Protestors gather at Wilmington City Hall, voice frustrations against Trump

WECT News 6

By Connor Smith

Feb. 18, 2025

Lynn Shoemaker, who helped organize the protest, said it was a way to give many people the chance to voice their opposition to the administration. “It dawned on me we had to turn the mic around. It was time for folks to have that opportunity, that platform to talk about their frustration and their fears,” said Shoemaker.


 

WORKPLACE SAFETY AND HEALTH

Survey reveals two-thirds of Oregon AFSCME have faced violence, threats in workplace

KOIN

By Jashayla Pettigrew

Feb. 18, 2025

An Oregon labor union has unveiled a damning report it hopes will urge lawmakers to back workplace safety measures. The Oregon chapter of the American Federation of State, County and Municipal Employees released its “Unsafe On the Job” report on Monday. It reveals the results of a survey more than 500 workers answered last fall.


 

Seattle City Council leaders discuss transit safety following bus violence

KIRO 7

By Ranji Sinha

Feb. 18, 2025

Greg Woodfill, one of the leaders of the Amalgamated Transit Union local chapter, spoke out during the council meeting, “We need to end the finger-pointing, and start working together. We need every city to take some responsibility for their citizen’s right to use — safely use — public transit!” Bus drivers have identified a few specific actions they believe would make both them and the ridership safer, such as better barriers separating them from riders and an updated, enforced code of conduct for riders. In the council meeting this morning, they said that when drivers call for help, help needs to come within minutes — not after 15 minutes.

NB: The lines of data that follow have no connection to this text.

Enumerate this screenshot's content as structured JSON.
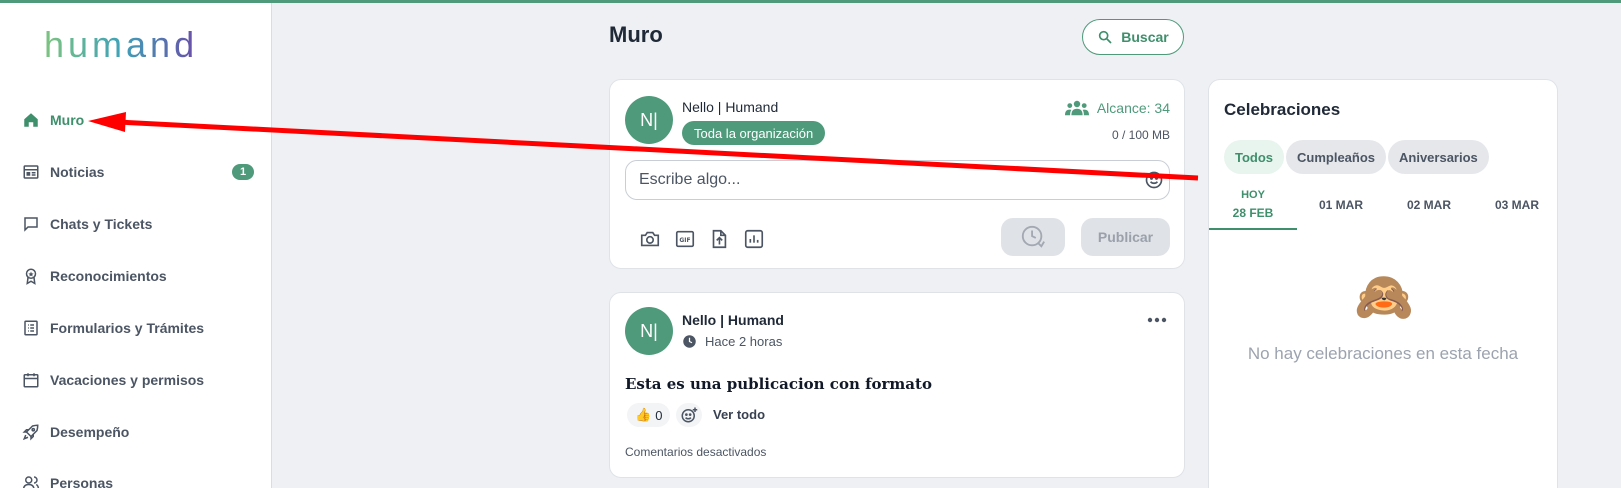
{
  "brand": {
    "logo_text": "humand"
  },
  "sidebar": {
    "items": [
      {
        "label": "Muro",
        "icon": "home-icon",
        "active": true
      },
      {
        "label": "Noticias",
        "icon": "newspaper-icon",
        "badge": "1"
      },
      {
        "label": "Chats y Tickets",
        "icon": "chat-bubble-icon"
      },
      {
        "label": "Reconocimientos",
        "icon": "award-icon"
      },
      {
        "label": "Formularios y Trámites",
        "icon": "form-list-icon"
      },
      {
        "label": "Vacaciones y permisos",
        "icon": "calendar-icon"
      },
      {
        "label": "Desempeño",
        "icon": "rocket-icon"
      },
      {
        "label": "Personas",
        "icon": "people-icon"
      }
    ]
  },
  "header": {
    "title": "Muro",
    "search_label": "Buscar"
  },
  "composer": {
    "avatar": "N|",
    "author": "Nello | Humand",
    "audience": "Toda la organización",
    "reach_label": "Alcance: 34",
    "storage": "0 / 100 MB",
    "placeholder": "Escribe algo...",
    "tools": [
      "camera-icon",
      "gif-icon",
      "file-upload-icon",
      "poll-icon"
    ],
    "publish_label": "Publicar"
  },
  "post": {
    "avatar": "N|",
    "author": "Nello | Humand",
    "time": "Hace 2 horas",
    "text": "Esta es una publicacion con formato",
    "reaction_emoji": "👍",
    "reaction_count": "0",
    "see_all": "Ver todo",
    "comments_status": "Comentarios desactivados"
  },
  "celebrations": {
    "title": "Celebraciones",
    "filters": [
      "Todos",
      "Cumpleaños",
      "Aniversarios"
    ],
    "active_filter": "Todos",
    "dates": [
      {
        "top": "HOY",
        "label": "28 FEB",
        "active": true
      },
      {
        "top": "",
        "label": "01 MAR"
      },
      {
        "top": "",
        "label": "02 MAR"
      },
      {
        "top": "",
        "label": "03 MAR"
      }
    ],
    "empty_emoji": "🙈",
    "empty_message": "No hay celebraciones en esta fecha"
  },
  "colors": {
    "accent": "#4e9a7a",
    "annotation_arrow": "#ff0000"
  }
}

They also want fare enforcement and security measures at bus stops, such as more lighting.

 

LABOR HISTORY

Chicago's Pullman porters formed first all-Black labor union 100 years ago

Fox 32 Chicago

By Scott Schneider

Feb. 17, 2025

One hundred years ago, Chicago's Pullman porters who worked on the historic railway here helped form the first all-Black labor union in the U.S. In a FOX 32 special report, we take a look at how this move not only improved workers' rights but also their civil rights. After the Civil War, George Pullman wanted to hire formerly enslaved men to work on his trains as sleeping car porters. Some historians say that created economic advancement for newly emancipated African Americans and helped create the Black middle class.